For those who prefer to consume their literature through the medium of television, The Stand has been made into a mini-series twice – once in 1994, and a new version that is streaming in the US now. Although the ’94 series is OK, and we’ve only seen the first episode of the new one, it’s safe to say that neither captures the epic sweep of the book.
- I Am Legend, by Richard Matheson
Matheson was one of the great masters of horror literature, and this novel from 1954 was one of his best.
The story has twice been adapted for the cinema. In 1964 Vincent Price was masterful in a version titled The Last Man on Earth, an excellent attempt at capturing the mood of Matheson’s tale. As for the 2007 movie with Will Smith, it’s barely adequate and takes too many liberties with the book.
Matheson’s story takes place in a US city – it could be Los Angeles – after a disease has left a man named Robert Neville as the last human. But he isn’t alone – the pandemic disease has turned everyone but Neville into vampires.
It might sound like a silly idea, but Matheson’s story goes deep into Neville’s loneliness, his longing for a sexual partner, his crushing sadness over the loss of his wife and child; all the while, vampires come to his house each night to taunt him, calling out his name, trying to smash their way into his fortress-like home. It’s horror writing at its finest.
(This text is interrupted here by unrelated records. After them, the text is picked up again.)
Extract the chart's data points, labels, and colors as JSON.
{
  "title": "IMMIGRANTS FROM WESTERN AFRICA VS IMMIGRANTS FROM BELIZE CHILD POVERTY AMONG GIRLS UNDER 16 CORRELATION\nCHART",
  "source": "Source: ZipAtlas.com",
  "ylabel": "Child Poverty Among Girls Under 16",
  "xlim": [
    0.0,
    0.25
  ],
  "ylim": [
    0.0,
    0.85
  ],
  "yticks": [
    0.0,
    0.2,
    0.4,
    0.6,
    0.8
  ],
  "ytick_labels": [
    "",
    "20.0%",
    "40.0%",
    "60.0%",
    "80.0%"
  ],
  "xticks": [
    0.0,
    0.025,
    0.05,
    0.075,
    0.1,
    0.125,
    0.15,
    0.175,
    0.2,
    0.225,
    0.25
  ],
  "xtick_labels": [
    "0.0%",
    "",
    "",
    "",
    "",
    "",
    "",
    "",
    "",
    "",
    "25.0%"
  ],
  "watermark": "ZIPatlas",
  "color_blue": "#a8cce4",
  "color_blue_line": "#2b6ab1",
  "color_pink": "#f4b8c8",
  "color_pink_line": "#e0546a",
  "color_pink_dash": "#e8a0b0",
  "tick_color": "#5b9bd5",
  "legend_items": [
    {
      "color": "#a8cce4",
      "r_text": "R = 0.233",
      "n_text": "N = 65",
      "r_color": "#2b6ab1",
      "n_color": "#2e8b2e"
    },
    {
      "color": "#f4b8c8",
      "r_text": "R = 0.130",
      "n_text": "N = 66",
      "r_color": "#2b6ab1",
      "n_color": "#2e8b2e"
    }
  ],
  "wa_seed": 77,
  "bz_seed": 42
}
- Wanderers, by Chuck Wendig
Wendig is one of the most prolific writers you’ve probably never heard of, unless you’re a fan of comic books spun off from the Star Wars franchise.
This is a recent book, published in 2019, and at almost 800 pages, even a writer of Wendig’s fecundity would’ve had to have started it before the COVID-19 pandemic struck, which makes it extremely prophetic.
The book takes its time getting into its main plot, and to discuss it in detail would be to drop too many spoilers. Suffice it to say, many elements of the story could have come directly from the pages of any newspaper, populated by heroic, disease-fighting public health workers; heavily armed, right-wing lunatic militias; duplicitous, useless politicians; and a frightened, angry general population.
It is worth noting, and should indicate some of the book’s plot arc, that Wendig made the news in 2018 when he was fired by the Marvel company from his job as a writer of Star Wars books and comics, because of a series of tweets he sent out that were highly critical of US conservative policies and politicians, expressed in some, shall we say, colourful language.
- The Great Influenza, by John M Barry
For non-fiction readers, and first published in 2004, this is one of the best books available on the 1918-20 influenza pandemic that killed “more people than any other outbreak of disease in human history”.
Barry does an amazing job telling the story in a highly readable style while including the dark details and the enlightening science. It is unfortunate that this book resonates so profoundly in today’s world.
Jeff Glorfeld is a former editor with The Age and journalist with The Local. A couple of years back Jeff, his wife Carol and their dog Scout moved from Wheatsheaf to California, America to be with family. They have since adopted Joey, pictured above with Jeff, who is now The Local’s US correspondent. Jeff, not Joey. He hopes for a St Kilda premiership one day. Again, Jeff.